Thanks for your interesting questions about the edgeR model.
1) We assume that variability in RNA-seq counts come from three sources:
a) sampling variability associated with sequencing (for each lane),
b) technical variation in library preparation (lane to lane), and
c) biological variation
Sources (b) and (c) affect the underlying concentration of each transcript in each RNA sample, whereas (a) affects the precision with which this concentration is measured by sequencing technology. The dispersion parameter in the edgeR model measures the squared coefficient of variation (CV) of each transcript's concentration arising from sources (b) and (c). Experiments suggest that variability from source (b) is relatively minor, so the dispersion is essentially the squared CV of biological variation.

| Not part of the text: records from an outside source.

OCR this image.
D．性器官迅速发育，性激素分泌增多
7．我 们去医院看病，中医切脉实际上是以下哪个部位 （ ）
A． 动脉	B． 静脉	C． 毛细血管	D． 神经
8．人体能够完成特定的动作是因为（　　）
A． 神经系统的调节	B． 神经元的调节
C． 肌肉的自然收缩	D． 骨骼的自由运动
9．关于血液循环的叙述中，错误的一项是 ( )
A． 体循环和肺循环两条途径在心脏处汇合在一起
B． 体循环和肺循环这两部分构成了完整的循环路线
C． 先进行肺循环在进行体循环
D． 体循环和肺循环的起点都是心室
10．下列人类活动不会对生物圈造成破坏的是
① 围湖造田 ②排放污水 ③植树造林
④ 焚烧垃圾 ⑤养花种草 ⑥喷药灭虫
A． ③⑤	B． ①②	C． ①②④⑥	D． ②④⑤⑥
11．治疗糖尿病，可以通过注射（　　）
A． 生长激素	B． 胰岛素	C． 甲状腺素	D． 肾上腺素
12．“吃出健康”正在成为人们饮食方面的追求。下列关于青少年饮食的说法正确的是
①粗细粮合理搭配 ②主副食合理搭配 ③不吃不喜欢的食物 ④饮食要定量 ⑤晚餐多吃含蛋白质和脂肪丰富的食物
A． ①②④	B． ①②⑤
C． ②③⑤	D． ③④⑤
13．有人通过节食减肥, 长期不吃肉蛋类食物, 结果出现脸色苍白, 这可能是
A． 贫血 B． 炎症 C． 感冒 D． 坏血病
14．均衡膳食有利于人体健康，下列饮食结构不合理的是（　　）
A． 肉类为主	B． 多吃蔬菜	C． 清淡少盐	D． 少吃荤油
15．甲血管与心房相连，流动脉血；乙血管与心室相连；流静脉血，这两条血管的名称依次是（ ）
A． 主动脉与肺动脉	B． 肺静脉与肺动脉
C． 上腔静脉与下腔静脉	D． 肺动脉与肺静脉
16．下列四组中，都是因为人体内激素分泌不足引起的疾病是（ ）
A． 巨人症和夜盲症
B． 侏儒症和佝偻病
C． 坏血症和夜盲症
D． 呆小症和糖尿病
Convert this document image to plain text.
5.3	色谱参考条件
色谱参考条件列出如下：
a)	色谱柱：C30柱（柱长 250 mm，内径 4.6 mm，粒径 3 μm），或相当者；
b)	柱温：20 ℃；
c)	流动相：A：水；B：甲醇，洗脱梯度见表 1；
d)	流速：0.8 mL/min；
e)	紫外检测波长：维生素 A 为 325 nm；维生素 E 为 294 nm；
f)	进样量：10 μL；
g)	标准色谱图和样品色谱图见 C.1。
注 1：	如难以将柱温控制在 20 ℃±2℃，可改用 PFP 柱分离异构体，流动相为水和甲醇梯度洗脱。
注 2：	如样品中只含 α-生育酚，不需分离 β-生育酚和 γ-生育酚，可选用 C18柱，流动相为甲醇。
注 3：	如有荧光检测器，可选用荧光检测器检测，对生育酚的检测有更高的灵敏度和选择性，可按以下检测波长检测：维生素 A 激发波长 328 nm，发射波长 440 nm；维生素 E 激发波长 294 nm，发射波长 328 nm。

If you sequence deeply enough, you can theoretically eliminate variability from source (a) almost entirely. In other words, you can determine almost perfectly the concentration of each transcript in each sample. However you can't eliminate biological variability (b+c) in this way. As you sequence more and more deeply, power to detect differential expression is eventually determined only by biological variation, hence the asymptote that you mention. In the edgeR model, this is reflected by the fact that observed transcript concentrations converge to gamma distributed random variables with CV = sqrt(dispersion).
To further increase the power to detect differential expression you would need to reduce biological variability as well, and you could only do that by increasing the number of biological replicates. This is what the model predicts.
2) When shrinking the dispersion estimates, the amount of shrinkage depends on the precision with which the original value is estimated as well as by the weight of the prior distribution. For a given number of libraries, larger counts give more reliable estimates of the dispersion than small counts. Hence dispersions for rare transcripts tend to be shrunk more than dispersions for very abundant transcripts. Hence the shrinkage is not monontonic.